JAKARTA, KOMPAS.com - Anggota Komisi II DPR Achmad Baidowi menilai, putusan Mahkamah Konstitusi (MK) terkait penyetaraan kepercayaan dengan enam agama di Indonesia cukup mengagetkan.
Menurut dia, dengan adanya putusan MK itu, akan semakin banyak orang menuliskan aliran kepercayaan di KTP-nya.
"Putusan MK itu mengagetkan, tapi itu sudah menjadi putusan yang harus dilaksanakan. Karena Indonesia adalah negara berdasarkan ketuhanan. Maka seharusnya semua WNI memeluk agama resmi negara," kata Baidowi, di Jakarta, Rabu (8/11/2017).
Ia juga berpendapat, ada potensi disalahgunakan oleh pemeluk agama lain ketika mengisi kolom agama di KTP.
Baca: MK: Kolom Agama di KTP dan KK Dapat Ditulis "Penghayat Kepercayaan"
Alasannya, bisa saja pemeluk agama lain mengisi kolom agamanya dengan aliran kepercayaan untuk menghindari kewajiban ajaran agamanya.
"Ya. meskipun kecewa tapi putusan MK sifatnya final dan mengikat," lanjut dia.
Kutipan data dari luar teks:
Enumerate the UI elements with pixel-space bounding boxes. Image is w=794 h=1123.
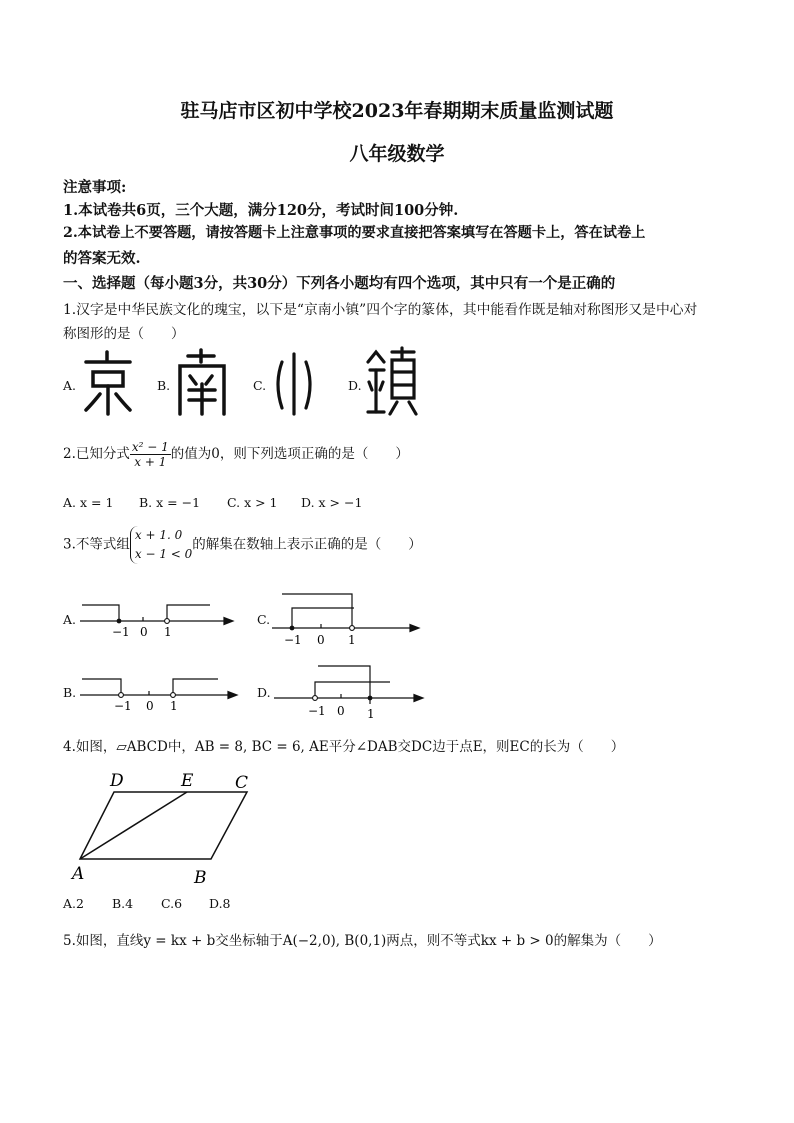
- q3-stem: [63, 526, 422, 564]
- q4-option-a: A.2: [63, 896, 84, 911]
- q4-stem: 4.如图，▱ABCD中，AB = 8, BC = 6, AE平分∠DAB交DC边于点E，则EC的长为（ ）: [63, 739, 625, 755]
- q4-parallelogram-figure: [70, 766, 260, 890]
- seal-char-nan-icon: [172, 346, 232, 418]
- vertex-label-c: C: [235, 773, 249, 793]
- notes-heading: 注意事项:: [63, 179, 127, 196]
- q1-option-d-label: D.: [348, 378, 362, 393]
- vertex-label-d: D: [110, 771, 124, 791]
- q2-stem-suffix: 的值为0，则下列选项正确的是（ ）: [170, 446, 409, 462]
- q2-option-d: D. x > −1: [301, 495, 363, 510]
- q2-fraction: [130, 440, 171, 469]
- tick-0: 0: [146, 699, 154, 713]
- vertex-label-e: E: [181, 771, 194, 791]
- q2-option-c: C. x > 1: [227, 495, 278, 510]
- q3-option-a-label: A.: [63, 612, 77, 627]
- tick-1: 1: [170, 699, 178, 713]
- exam-title: 驻马店市区初中学校2023年春期期末质量监测试题: [180, 100, 614, 122]
- seal-char-zhen-icon: [364, 346, 420, 420]
- q3-number-line-a: [78, 598, 238, 640]
- q1-option-b-label: B.: [157, 378, 171, 393]
- tick-0: 0: [337, 704, 345, 718]
- q3-stem-prefix: 3.不等式组: [63, 536, 130, 553]
- q2-fraction-numerator: x² − 1: [131, 440, 169, 454]
- q3-inequality-2: x − 1 < 0: [134, 547, 193, 561]
- vertex-label-a: A: [72, 864, 85, 884]
- vertex-label-b: B: [194, 868, 207, 888]
- q3-inequality-system: [130, 526, 192, 564]
- exam-subtitle: 八年级数学: [349, 143, 445, 165]
- notes-line-2b: 的答案无效.: [63, 250, 141, 267]
- q3-inequality-1: x + 1. 0: [134, 528, 183, 542]
- tick-0: 0: [317, 633, 325, 647]
- tick-minus1: −1: [284, 633, 302, 647]
- q2-stem: [63, 440, 409, 469]
- section-1-heading: 一、选择题（每小题3分，共30分）下列各小题均有四个选项，其中只有一个是正确的: [63, 275, 616, 292]
- q1-stem-line-2: 称图形的是（ ）: [63, 326, 185, 342]
- tick-0: 0: [140, 625, 148, 639]
- q3-stem-suffix: 的解集在数轴上表示正确的是（ ）: [192, 536, 422, 553]
- tick-minus1: −1: [112, 625, 130, 639]
- q3-number-line-c: [270, 590, 430, 648]
- notes-line-1: 1.本试卷共6页，三个大题，满分120分，考试时间100分钟.: [63, 202, 459, 219]
- q3-number-line-d: [272, 660, 432, 722]
- q4-option-b: B.4: [112, 896, 134, 911]
- q2-option-b: B. x = −1: [139, 495, 201, 510]
- q2-stem-prefix: 2.已知分式: [63, 446, 130, 462]
- seal-char-xiao-icon: [270, 348, 320, 420]
- tick-1: 1: [367, 707, 375, 721]
- q4-option-c: C.6: [161, 896, 183, 911]
- q1-option-c-label: C.: [253, 378, 267, 393]
- tick-minus1: −1: [308, 704, 326, 718]
- q1-stem-line-1: 1.汉字是中华民族文化的瑰宝，以下是“京南小镇”四个字的篆体，其中能看作既是轴对称图形又是中心对: [63, 302, 698, 318]
- q4-option-d: D.8: [209, 896, 231, 911]
- notes-line-2a: 2.本试卷上不要答题，请按答题卡上注意事项的要求直接把答案填写在答题卡上，答在试卷上: [63, 225, 646, 241]
- seal-char-jing-icon: [80, 348, 140, 420]
- q3-option-d-label: D.: [257, 685, 271, 700]
- q1-option-a-label: A.: [63, 378, 77, 393]
- tick-minus1: −1: [114, 699, 132, 713]
- q3-option-c-label: C.: [257, 612, 271, 627]
- q3-option-b-label: B.: [63, 685, 77, 700]
- q2-option-a: A. x = 1: [63, 495, 114, 510]
- tick-1: 1: [348, 633, 356, 647]
- tick-1: 1: [164, 625, 172, 639]
- q5-stem: 5.如图，直线y = kx + b交坐标轴于A(−2,0), B(0,1)两点，则不等式kx + b > 0的解集为（ ）: [63, 933, 662, 949]
- q2-fraction-denominator: x + 1: [134, 455, 167, 469]
- q3-number-line-b: [78, 672, 248, 714]
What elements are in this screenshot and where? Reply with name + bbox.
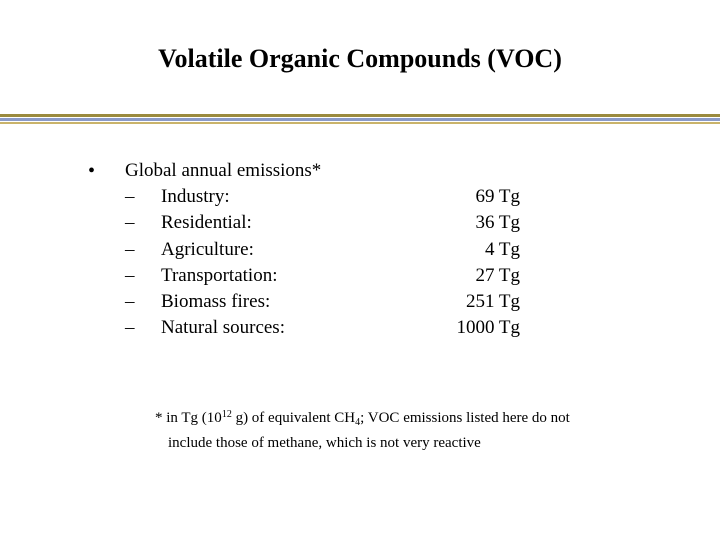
title-rule-gold	[0, 114, 720, 117]
emission-value: 4 Tg	[484, 238, 520, 260]
emission-row-residential	[125, 212, 520, 238]
bullet-icon: •	[88, 160, 96, 182]
emission-label: Transportation:	[161, 264, 278, 286]
emission-row-transportation	[125, 265, 520, 291]
emission-value: 27 Tg	[475, 264, 520, 286]
emissions-list	[125, 186, 520, 344]
footnote	[155, 405, 570, 453]
slide-title: Volatile Organic Compounds (VOC)	[158, 44, 562, 73]
title-rule-blue	[0, 118, 720, 121]
emission-row-natural-sources	[125, 317, 520, 343]
dash-marker: –	[125, 291, 135, 313]
footnote-text-1: * in Tg (10	[155, 410, 222, 426]
emissions-heading: Global annual emissions*	[125, 160, 322, 181]
emission-label: Residential:	[161, 212, 252, 234]
dash-marker: –	[125, 212, 135, 234]
emission-value: 69 Tg	[475, 186, 520, 207]
emission-label: Agriculture:	[161, 238, 254, 260]
emission-value: 251 Tg	[465, 291, 520, 313]
emission-row-agriculture	[125, 239, 520, 265]
emission-label: Biomass fires:	[161, 291, 271, 313]
dash-marker: –	[125, 238, 135, 260]
footnote-line-2: include those of methane, which is not very reactive	[168, 435, 481, 451]
emission-value: 1000 Tg	[456, 317, 520, 339]
footnote-line-1	[155, 405, 570, 433]
title-rule-light-gold	[0, 122, 720, 124]
emission-value: 36 Tg	[475, 212, 520, 234]
emission-row-industry	[125, 186, 520, 212]
footnote-subscript: 4	[355, 417, 361, 428]
emission-label: Natural sources:	[161, 317, 285, 339]
footnote-text-2: g) of equivalent CH	[231, 410, 356, 426]
emission-row-biomass-fires	[125, 291, 520, 317]
dash-marker: –	[125, 264, 135, 286]
footnote-text-3: ; VOC emissions listed here do not	[360, 410, 570, 426]
footnote-exponent: 12	[221, 409, 232, 420]
dash-marker: –	[125, 186, 135, 207]
emission-label: Industry:	[161, 186, 230, 207]
dash-marker: –	[125, 317, 135, 339]
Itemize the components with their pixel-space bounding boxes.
Mahkamah Konstitusi mengabulkan permohonan uji materi terkait aturan pengosongan kolom agama pada Kartu Keluarga (KK) dan Kartu Tanda Penduduk (KTP).
Hal itu diatur dalam pasal 61 Ayat (1) dan (2), serta pasal 64 ayat (1) dan (5) UU No 23 Tahun 2006 tentang Administrasi Kependudukan juncto UU No 24 Tahun 2013 tentang UU Adminduk.
Uji materi diajukan Nggay Mehang Tana, Pagar Demanra Sirait, Arnol Purba dan Carlim dengan nomor perkara 97/PUU-XIV/2016.
Dalam putusannya, Majelis Hakim berpendapat bahwa kata “agama” dalam Pasal 61 ayat (1) dan Pasal 64 ayat (1) bertentangan dengan UUD 1945 dan tidak mempunyai kekuatan hukum mengikat secara bersyarat sepanjang tidak termasuk penganut aliran kepercayaan.
Baca: Perjuangan Panjang Warga Penghayat Kepercayaan atas Pengakuan Negara
Artinya, penganut aliran kepercayaan memiliki kedudukan hukum yang sama dengan pemeluk enam agama yang telah diakui oleh pemerintah dalam memperoleh hak terkait administrasi kependudukan.
"Majelis Hakim mengabulkan permohonan para Pemohon untuk seluruhnya. Kedua, menyatakan kata 'agama' dalam Pasal 61 ayat (1) dan Pasal 64 ayat (1) Undang-Undang Nomor 23 Tahun 2006 tentang Administrasi Kependudukan sebagaimana telah diubah dengan Undang-Undang Nomor 24 Tahun 2013 tentang Perubahan Atas Undang-Undang Nomor 23 Tahun 2006 bertentangan dengan UUD 1945 dan tidak mempunyai kekuatan hukum mengikat secara bersyarat sepanjang tidak termasuk aliran kepercayaan," ujar Ketua MK Arief Hidayat saat membacakan putusan pada sidang di gedung Mahkamah Konstitusi, Jakarta Pusat, Selasa (7/11/2017).
Selain itu, lanjut Arief, MK memutuskan pasal 61 Ayat (2) dan pasal 64 ayat (5) UU Adminduk bertentangan dengan UUD 1945 dan tidak mempunyai kekuatan hukum mengikat.
Pasal 61 ayat 2 berbunyi, "Keterangan mengenai kolom agama sebagaimana dimaksud pada ayat (1) bagi Penduduk yang agamanya belum diakui sebagai agama sesuai dengan ketentuan Peraturan Perundang-undangan atau bagi penghayat kepercayaan tidak diisi, tetapi tetap dilayani dan dicatat dalam database kependudukan."
Pasal 64 ayat 5 menyatakan, "Elemen data penduduk tentang agama sebagaimana dimaksud pada ayat (1) bagi penduduk yang agamanya belum diakui sebagai agama berdasarkan ketentuan Peraturan Perundang-undangan atau bagi penghayat kepercayaan tidak diisi, tetapi tetap dilayani dan dicatat dalam database kependudukan."